Delle cantine di mezza Austria che il regista ha scandagliato, girato e selezionato accuratamente per mostrare solo le cose più estreme e dure si trova il rimosso, l'immostrabile e l'assurdo. Il normale non interessava a Seidl, lui tra le migliaia di cantine austriache voleva far vedere solo quelle oscure, corrispondenti a quella parte degli uomini che si sfoga sottoterra eppure (mistero vero del film) accetta di essere mostrata davanti alla videocamera a volto scoperto.

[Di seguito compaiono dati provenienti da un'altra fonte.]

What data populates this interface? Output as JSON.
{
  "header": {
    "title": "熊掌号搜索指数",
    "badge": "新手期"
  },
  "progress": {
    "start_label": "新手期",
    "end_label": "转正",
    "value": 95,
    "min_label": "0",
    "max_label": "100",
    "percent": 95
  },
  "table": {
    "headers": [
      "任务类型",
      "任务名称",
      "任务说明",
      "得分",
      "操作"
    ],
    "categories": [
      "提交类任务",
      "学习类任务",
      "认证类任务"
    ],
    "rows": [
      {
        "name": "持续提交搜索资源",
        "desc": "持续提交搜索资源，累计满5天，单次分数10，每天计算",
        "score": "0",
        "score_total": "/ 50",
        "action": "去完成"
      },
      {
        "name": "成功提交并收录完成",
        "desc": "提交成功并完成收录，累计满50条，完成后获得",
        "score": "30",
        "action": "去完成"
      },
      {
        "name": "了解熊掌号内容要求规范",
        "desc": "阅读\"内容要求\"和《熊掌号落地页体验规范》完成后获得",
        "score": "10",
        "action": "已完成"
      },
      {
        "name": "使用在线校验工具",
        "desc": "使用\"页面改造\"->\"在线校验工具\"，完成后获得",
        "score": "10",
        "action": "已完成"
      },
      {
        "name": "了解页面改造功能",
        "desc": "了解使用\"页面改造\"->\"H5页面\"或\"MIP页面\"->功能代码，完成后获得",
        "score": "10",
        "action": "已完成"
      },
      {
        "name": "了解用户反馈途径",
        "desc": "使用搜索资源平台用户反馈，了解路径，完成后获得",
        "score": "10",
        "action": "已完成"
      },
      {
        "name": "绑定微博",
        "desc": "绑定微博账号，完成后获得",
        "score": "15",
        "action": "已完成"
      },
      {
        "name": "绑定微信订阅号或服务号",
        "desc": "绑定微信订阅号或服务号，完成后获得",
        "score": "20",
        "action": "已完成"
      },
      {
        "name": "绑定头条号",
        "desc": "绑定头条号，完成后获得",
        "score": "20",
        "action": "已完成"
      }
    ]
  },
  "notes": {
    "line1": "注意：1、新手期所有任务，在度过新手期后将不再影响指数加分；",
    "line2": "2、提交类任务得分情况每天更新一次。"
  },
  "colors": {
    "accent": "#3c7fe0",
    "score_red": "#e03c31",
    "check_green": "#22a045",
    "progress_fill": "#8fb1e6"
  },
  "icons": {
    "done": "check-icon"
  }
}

Le storie sono reali, i protagonisti sono reali e i dialoghi spontanei ma molto c'è anche di "messo in scena", cioè è palese (e il regista non lo vuole nascondere) che in più momenti è lui ad averli posizionati. Le loro storie sono autentiche ma le pose, le "scenette" e le composizioni delle inquadrature sono create ad arte e non a caso sono meravigliose.

Il campionario d'umanità che si ricava è incredibile e non di rado si sofferma sulle corporature forti (grande ossessione del regista). Si va dagli appassionati d'armi con un poligono sotto casa propria, ai musicisti, ai feticisti, ai nazisti (senza neo), ai sadomasochisti fino ad una signora in vestaglia e gambaletto lento sulle caviglie che con molta cura ogni sera scende nella cantina ricolma di vecchi scatoloni ed oggetti dimenticati e da una scatola estrae un bambola di neonato, così perfetta e tenuta in braccio con tale delicatezza che il dubbio sul fatto che sia reale genera una repulsione mostruosa.

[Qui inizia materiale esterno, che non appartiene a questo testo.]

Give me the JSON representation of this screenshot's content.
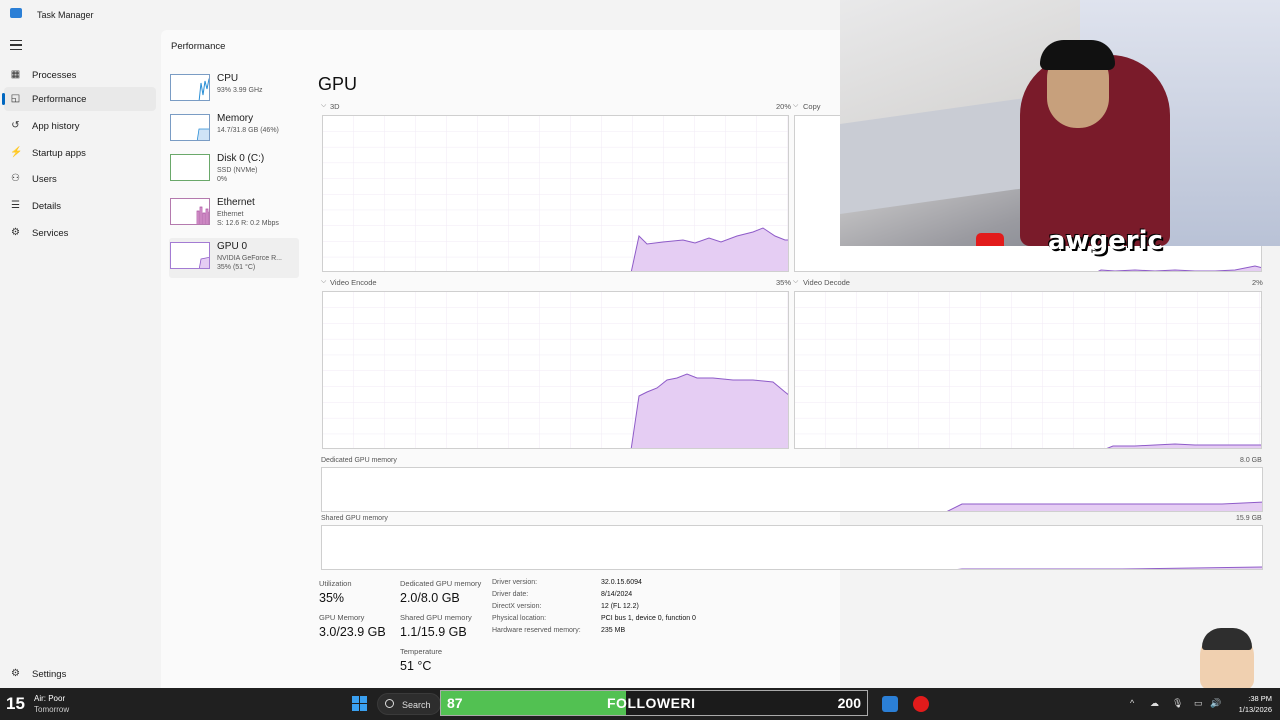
{
  "app": {
    "title": "Task Manager"
  },
  "nav": {
    "items": [
      {
        "label": "Processes",
        "icon": "processes-icon",
        "glyph": "▦"
      },
      {
        "label": "Performance",
        "icon": "performance-icon",
        "glyph": "◱"
      },
      {
        "label": "App history",
        "icon": "history-icon",
        "glyph": "↺"
      },
      {
        "label": "Startup apps",
        "icon": "startup-icon",
        "glyph": "⚡"
      },
      {
        "label": "Users",
        "icon": "users-icon",
        "glyph": "⚇"
      },
      {
        "label": "Details",
        "icon": "details-icon",
        "glyph": "☰"
      },
      {
        "label": "Services",
        "icon": "services-icon",
        "glyph": "⚙"
      }
    ],
    "settings": "Settings"
  },
  "page": {
    "header": "Performance"
  },
  "devices": [
    {
      "name": "CPU",
      "line1": "93% 3.99 GHz",
      "line2": "",
      "color": "#2b8fd6"
    },
    {
      "name": "Memory",
      "line1": "14.7/31.8 GB (46%)",
      "line2": "",
      "color": "#2b8fd6"
    },
    {
      "name": "Disk 0 (C:)",
      "line1": "SSD (NVMe)",
      "line2": "0%",
      "color": "#4caf50"
    },
    {
      "name": "Ethernet",
      "line1": "Ethernet",
      "line2": "S: 12.6 R: 0.2 Mbps",
      "color": "#a7469c"
    },
    {
      "name": "GPU 0",
      "line1": "NVIDIA GeForce R...",
      "line2": "35% (51 °C)",
      "color": "#8e5bc8"
    }
  ],
  "gpu": {
    "title": "GPU",
    "engines": [
      {
        "name": "3D",
        "value": "20%"
      },
      {
        "name": "Copy",
        "value": ""
      },
      {
        "name": "Video Encode",
        "value": "35%"
      },
      {
        "name": "Video Decode",
        "value": "2%"
      }
    ],
    "dedicated": {
      "label": "Dedicated GPU memory",
      "max": "8.0 GB"
    },
    "shared": {
      "label": "Shared GPU memory",
      "max": "15.9 GB"
    },
    "stats": {
      "utilization_label": "Utilization",
      "utilization": "35%",
      "dedicated_label": "Dedicated GPU memory",
      "dedicated": "2.0/8.0 GB",
      "gpu_memory_label": "GPU Memory",
      "gpu_memory": "3.0/23.9 GB",
      "shared_label": "Shared GPU memory",
      "shared": "1.1/15.9 GB",
      "temperature_label": "Temperature",
      "temperature": "51 °C"
    },
    "info": [
      {
        "k": "Driver version:",
        "v": "32.0.15.6094"
      },
      {
        "k": "Driver date:",
        "v": "8/14/2024"
      },
      {
        "k": "DirectX version:",
        "v": "12 (FL 12.2)"
      },
      {
        "k": "Physical location:",
        "v": "PCI bus 1, device 0, function 0"
      },
      {
        "k": "Hardware reserved memory:",
        "v": "235 MB"
      }
    ]
  },
  "overlay": {
    "handle": "awgeric"
  },
  "taskbar": {
    "weather_num": "15",
    "weather_line1": "Air: Poor",
    "weather_line2": "Tomorrow",
    "search": "Search",
    "follow": {
      "current": "87",
      "label": "FOLLOWERI",
      "goal": "200",
      "progress": 0.435
    },
    "time": ":38 PM",
    "date": "1/13/2026"
  },
  "colors": {
    "accent": "#0067c0",
    "gpu": "#8e5bc8",
    "gpu_fill": "#e5cdf3",
    "goal_bar": "#52c152"
  }
}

In the basement è un documentario nel pieno dello stile di Sacro Gra, che scandaglia l'assurdo a partire da un luogo preciso, che ne ride molto e che sembra proporsi di mettere in scena quella parte di razza umana che non conosciamo, non vediamo, non frequentiamo e (in questo caso) si nasconde. A differenziarlo dal lavoro di Rosi c'è l'approccio (come già detto Seidl li posiziona davanti alla videocamera mentre Rosi catturava tutto come accadeva) e lo sguardo, non gentile e partecipe di un mondo di freak ma aspro e sprezzante. Se i protagonisti dei suoi film di finzione sono fustigati questi protagonisti del documentario sono guardati senza pietà, mostrando le parti meno rassicuranti della loro personalità senza alcun intento bonario ma con una sana e liberatoria cattiveria verso il genere umano.